A committee of AP managers selected the winners, who were among AP employees nominated by the staff.
"Whether it's war photography that looks like art and brings tears to the eyes, or a writer's uncanny ability to make readers feel the excitement of being on the golf course, this group of winners represents the best of what AP has to offer," AP President and CEO Tom Curley said.
Morenatti was praised for traveling the world to enlighten AP's audiences and using his talent to capture images likened to paintings, with their mastery of light and color, at great risk to himself. Jacksonville, Florida-based Ferguson was cited for persistently breaking stories and taking AP golf writing to an unprecedented level with his respected byline.
The other winners:
_ $3,000 Gramling Spirit Awards: Dallas-based Diana Heidgerd, for her boundless enthusiasm and dedication to quality journalism, first as Texas broadcast editor for a quarter century and now as the state's morning breaking news staffer; Bangkok-based Business Manager Kisinee Laohavirojana, for being the glue that holds AP's Asia operations together with her wide-ranging expertise in building construction, heating and cooling systems, marketing and computers.
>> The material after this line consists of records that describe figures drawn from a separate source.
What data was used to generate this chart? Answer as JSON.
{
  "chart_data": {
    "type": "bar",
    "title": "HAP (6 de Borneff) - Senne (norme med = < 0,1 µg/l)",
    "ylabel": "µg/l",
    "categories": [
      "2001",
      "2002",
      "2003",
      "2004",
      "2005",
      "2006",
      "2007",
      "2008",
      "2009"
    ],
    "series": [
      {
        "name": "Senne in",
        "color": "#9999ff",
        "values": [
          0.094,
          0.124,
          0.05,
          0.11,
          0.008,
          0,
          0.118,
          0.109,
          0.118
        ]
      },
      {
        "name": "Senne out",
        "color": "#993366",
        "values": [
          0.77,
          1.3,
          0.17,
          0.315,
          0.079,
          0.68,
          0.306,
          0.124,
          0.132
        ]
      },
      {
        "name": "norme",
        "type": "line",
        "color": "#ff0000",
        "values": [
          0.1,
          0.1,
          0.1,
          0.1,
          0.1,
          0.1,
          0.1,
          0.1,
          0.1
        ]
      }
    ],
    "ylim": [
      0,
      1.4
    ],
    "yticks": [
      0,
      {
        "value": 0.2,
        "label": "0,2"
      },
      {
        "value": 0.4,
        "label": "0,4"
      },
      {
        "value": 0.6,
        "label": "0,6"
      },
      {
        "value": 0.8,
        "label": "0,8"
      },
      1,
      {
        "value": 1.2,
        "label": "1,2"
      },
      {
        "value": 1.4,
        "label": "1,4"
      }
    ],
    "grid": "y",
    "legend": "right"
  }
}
_ $3,000 Gramling Scholarship Awards: Jessica Gresko, Sharon Hobbs and Jaime Holguin. Gresko, formerly of the Miami bureau and now with the Mid-Atlantic bureau in Washington, D.C., is studying for a Masters in the Study of Law at Georgetown University, a program that provides immersion in law specifically designed for journalists, so she can enhance her reporting of legal stories. Hobbs, the New York-based manager of legal services, will enroll in a paralegal certificate training program at the John Jay College of Criminal Justice to learn more about contracts management, due diligence, research and legal documentation. Holguin, a multimedia producer in the Interactive and Graphics department at AP's headquarters, plans to take advanced courses to expand his ability to produce "vidgraphics," which incorporate video, motion graphics, animation, voiceovers and original soundtracks.
The awards, established in 1994, are given annually to staff members whose work and initiative contribute significantly to the news report and to overall AP operations.
They are named after Oliver S. Gramling, the newsman and executive who is credited with developing AP's first radio wire in 1941. Gramling bequeathed his estate to the AP when he died in 1992, directing that it be used for AP staff members nominated for excellence by their colleagues.
Founded in 1846, AP is the world's largest source of independent news and information. On any given day, more than half the world's population sees AP news, which is distributed to all media platforms and formats.